The publication of the polls by two well-known Italian polling companies seems to have imprinted into the minds of the political pundits that the election results have been determined, except the 10% or so of voters who have declared themselves undecided.
But the IPR/Ora News poll shows two other pieces of data that seem to contradict this idea; the result of the general elections is still an open question and could end up completely different from the polls so far.
The first observation from IPR, which is also confirmed by the Piepoli/Report TV poll, is that only 55% of the 3.48 million registered voters is expected to vote, with 35% not voting and 10% not having decided yet whether to vote or not.
If this is true, 1.9 million people will vote on June 25. According to the latest IPR poll, 48% or 918,720 votes will go to the PS. In 2013, the PS received 713,000 on its own, while the coalition led by PS–LSI received 995,000 in total. If IPR is correct, the PS is projected to take half of the mandates in Parliament with the votes of a bit more than a quarter of the registered voters.
The second observation is that only 44% of the PS electorate actually wants Rama to be prime minister. Translated into the numbers calculated above, only 11.6% of the registered voters actually want Rama to be in power.
This shows something very important. It is not a given that the undecided votes will be distributed according to the percentages shown in the polls, and would therefore have no influence of the final outcome. The truth is that the final results may show quite some deviation from what has been predicted so far.
The most recent events, with the suggestion of a broad PS–PD coalition, have alienated the voters from politics even further, and it seems that the “cost” of this alienation is even greater for those parties who remained outside the McAllister+ agreement, such as PDIU, LIBRA, and LSI. Low turnout in the elections may also be costly for the PD, which had revived and united its electorate with the narrative of the Tent of Freedom and the New Republic, but was confronted with disappointment from various parts of its electorate after the agreement with the PS. This sense of disappointment has certainly also affected the electorate of the PS. But the loyalty of PS militants for their party is well-known, while exchanging the PD for the LSI as coalition partner may not be such an issue.

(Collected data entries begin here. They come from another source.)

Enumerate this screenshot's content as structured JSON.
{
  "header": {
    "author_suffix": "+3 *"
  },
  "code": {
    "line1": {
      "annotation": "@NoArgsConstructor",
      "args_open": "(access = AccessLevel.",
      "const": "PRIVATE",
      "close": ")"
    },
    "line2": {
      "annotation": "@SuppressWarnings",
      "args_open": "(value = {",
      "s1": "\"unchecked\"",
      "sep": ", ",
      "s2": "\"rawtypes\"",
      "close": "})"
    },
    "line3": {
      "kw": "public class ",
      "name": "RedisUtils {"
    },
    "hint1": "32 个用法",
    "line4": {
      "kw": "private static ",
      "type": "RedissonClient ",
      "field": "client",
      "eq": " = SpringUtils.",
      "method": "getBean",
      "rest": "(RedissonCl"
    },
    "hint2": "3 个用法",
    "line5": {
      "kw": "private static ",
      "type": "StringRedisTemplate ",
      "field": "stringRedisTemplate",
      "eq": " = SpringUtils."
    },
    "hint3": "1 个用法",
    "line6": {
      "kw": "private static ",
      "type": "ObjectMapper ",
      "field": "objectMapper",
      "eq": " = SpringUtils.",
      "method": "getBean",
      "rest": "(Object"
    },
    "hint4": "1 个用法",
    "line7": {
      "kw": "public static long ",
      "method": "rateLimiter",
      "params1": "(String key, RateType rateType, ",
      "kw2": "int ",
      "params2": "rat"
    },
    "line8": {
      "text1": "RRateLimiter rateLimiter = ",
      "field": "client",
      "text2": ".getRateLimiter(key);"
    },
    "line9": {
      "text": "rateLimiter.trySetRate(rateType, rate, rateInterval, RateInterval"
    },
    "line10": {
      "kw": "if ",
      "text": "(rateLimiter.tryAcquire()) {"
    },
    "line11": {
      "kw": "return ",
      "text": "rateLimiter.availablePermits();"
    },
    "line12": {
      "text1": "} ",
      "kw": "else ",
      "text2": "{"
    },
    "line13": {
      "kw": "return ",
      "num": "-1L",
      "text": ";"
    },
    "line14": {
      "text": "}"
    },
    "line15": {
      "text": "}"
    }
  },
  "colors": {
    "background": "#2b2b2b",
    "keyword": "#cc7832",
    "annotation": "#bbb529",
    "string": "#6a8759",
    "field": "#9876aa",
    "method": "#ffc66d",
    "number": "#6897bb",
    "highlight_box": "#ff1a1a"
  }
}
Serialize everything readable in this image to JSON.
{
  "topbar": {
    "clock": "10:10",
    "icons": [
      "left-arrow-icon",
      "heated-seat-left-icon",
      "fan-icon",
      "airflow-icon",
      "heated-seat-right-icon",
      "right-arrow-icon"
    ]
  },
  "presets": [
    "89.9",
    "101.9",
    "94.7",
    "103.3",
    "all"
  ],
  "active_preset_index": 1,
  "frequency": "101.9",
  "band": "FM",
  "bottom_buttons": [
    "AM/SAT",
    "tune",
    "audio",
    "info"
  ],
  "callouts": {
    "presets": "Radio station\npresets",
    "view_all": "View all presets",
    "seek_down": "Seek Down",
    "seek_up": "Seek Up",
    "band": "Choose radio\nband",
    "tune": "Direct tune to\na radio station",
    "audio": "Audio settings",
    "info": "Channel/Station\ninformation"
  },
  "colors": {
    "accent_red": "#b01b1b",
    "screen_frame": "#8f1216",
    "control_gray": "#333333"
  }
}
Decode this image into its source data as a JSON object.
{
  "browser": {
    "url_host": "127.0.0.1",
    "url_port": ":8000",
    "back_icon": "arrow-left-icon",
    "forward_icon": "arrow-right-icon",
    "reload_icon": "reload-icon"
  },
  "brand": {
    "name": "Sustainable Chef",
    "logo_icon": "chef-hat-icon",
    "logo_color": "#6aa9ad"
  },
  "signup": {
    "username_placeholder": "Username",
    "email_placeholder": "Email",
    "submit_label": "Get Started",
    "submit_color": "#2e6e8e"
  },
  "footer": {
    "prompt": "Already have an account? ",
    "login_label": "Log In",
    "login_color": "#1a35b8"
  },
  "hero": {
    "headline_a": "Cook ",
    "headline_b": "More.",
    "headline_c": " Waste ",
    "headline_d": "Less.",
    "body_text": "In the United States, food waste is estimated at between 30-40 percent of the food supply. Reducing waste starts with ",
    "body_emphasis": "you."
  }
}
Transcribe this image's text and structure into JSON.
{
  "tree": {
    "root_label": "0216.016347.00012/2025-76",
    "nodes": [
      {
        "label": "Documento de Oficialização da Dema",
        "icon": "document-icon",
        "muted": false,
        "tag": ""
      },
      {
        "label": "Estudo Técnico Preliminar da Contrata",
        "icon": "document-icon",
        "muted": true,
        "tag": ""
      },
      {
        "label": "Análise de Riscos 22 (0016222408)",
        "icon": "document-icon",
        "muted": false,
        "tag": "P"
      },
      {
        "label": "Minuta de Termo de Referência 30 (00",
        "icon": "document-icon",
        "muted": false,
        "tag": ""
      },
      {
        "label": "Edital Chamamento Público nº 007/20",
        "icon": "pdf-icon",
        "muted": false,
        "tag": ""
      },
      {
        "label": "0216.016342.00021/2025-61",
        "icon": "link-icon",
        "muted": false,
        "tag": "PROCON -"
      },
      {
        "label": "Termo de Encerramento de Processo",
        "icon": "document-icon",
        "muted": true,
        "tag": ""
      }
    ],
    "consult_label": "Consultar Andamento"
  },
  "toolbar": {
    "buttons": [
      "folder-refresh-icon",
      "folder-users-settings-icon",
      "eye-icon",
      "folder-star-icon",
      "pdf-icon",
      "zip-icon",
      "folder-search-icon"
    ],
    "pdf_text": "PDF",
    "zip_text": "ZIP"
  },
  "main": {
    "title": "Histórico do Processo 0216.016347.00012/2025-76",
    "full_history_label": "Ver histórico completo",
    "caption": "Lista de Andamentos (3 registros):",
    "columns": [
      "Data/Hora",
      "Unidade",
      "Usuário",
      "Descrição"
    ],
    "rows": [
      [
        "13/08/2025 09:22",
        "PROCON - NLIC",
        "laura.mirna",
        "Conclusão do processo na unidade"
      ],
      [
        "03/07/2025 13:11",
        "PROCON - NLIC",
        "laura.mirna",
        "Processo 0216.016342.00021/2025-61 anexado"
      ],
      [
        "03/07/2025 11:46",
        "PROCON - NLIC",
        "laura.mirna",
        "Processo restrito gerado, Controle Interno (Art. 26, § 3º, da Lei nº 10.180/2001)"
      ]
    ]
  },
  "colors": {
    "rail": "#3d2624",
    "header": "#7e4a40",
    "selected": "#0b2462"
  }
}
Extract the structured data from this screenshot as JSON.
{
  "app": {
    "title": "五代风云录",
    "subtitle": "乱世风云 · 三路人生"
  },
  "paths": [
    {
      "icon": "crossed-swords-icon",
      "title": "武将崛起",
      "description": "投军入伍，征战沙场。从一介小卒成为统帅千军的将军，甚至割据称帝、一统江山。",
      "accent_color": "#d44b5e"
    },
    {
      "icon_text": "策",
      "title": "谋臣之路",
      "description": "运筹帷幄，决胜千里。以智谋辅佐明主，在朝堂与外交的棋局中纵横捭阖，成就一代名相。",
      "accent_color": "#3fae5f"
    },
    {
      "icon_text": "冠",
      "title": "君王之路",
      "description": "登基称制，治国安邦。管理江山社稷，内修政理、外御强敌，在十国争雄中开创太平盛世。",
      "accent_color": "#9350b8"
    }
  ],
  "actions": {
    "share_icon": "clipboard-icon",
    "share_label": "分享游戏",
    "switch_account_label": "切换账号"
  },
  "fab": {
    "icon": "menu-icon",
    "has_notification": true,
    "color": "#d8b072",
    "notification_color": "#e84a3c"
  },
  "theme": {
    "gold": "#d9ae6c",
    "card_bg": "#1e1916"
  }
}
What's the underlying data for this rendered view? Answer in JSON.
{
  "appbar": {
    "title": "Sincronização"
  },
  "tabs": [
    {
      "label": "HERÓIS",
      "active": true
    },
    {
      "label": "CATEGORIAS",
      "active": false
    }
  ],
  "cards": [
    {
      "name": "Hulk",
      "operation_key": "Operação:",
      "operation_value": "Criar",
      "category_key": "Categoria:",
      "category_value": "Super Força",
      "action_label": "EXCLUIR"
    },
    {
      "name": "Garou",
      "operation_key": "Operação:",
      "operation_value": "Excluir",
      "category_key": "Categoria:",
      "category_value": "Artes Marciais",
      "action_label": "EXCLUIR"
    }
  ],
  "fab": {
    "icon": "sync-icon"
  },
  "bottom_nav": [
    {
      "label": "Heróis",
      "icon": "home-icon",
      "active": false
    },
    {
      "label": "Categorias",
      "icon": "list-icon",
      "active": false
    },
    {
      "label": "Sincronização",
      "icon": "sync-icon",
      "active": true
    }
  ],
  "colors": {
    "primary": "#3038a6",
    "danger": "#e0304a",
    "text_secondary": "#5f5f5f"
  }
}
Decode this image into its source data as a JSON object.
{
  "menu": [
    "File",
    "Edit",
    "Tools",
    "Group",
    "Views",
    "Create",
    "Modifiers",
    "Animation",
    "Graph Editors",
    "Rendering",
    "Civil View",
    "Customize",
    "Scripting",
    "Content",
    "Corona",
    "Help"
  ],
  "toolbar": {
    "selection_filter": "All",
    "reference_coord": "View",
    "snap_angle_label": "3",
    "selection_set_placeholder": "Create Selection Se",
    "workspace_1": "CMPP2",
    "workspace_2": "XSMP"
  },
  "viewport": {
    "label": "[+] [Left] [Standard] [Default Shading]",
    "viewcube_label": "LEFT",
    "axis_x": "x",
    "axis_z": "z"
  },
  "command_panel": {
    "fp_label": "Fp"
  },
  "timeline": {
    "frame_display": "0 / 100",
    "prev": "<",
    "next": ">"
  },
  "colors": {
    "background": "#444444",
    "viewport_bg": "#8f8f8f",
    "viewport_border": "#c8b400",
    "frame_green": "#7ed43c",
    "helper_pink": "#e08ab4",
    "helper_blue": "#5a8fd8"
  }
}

Much more problematic for the PS electorate is the arrogant behavior of its leader, the unkept promises, worsening of the economy, and the concessions, which seemed to have opened a chasm between the socialists and the prime minister.
This line of reasoning may support, at least in theory, the thesis that the largest part of the undecided voters and those who have declared not to vote are more in favor of the opposition than the socialist government. So they may be deeply disappointed by Rama, but have no faith in any of the other parties.
Let’s propose three hypotheses that may not be exaggerated:
- Half of the 45% that is undecided or which has declared not to vote will decide at the last moment to go to the ballot box;
- Those votes will be against Rama;
- Those votes are divided among the other parties except the PS according to the proportions showed in the polls.
This would give us a total of 2,697,000 votes, putting the PS at 34.1%, PD at 41.8%, LSI at 16.5%, LIBRA at 2.9%, and PDIU at 2.3%. No party would achieve an absolute majority, and the numbers would look quite different from the projections so far (except the outlier, GfK).
The higher the number of undecided or non-voters showing up, the bigger the advantage for the opposition, especially the PD.
All of this exercise is to show that the numbers projected in the polls so far are used politically to show support for an agreement that actually may not exist. If the PD and LSI are able to “get out the vote,” this election may still show some surprising results.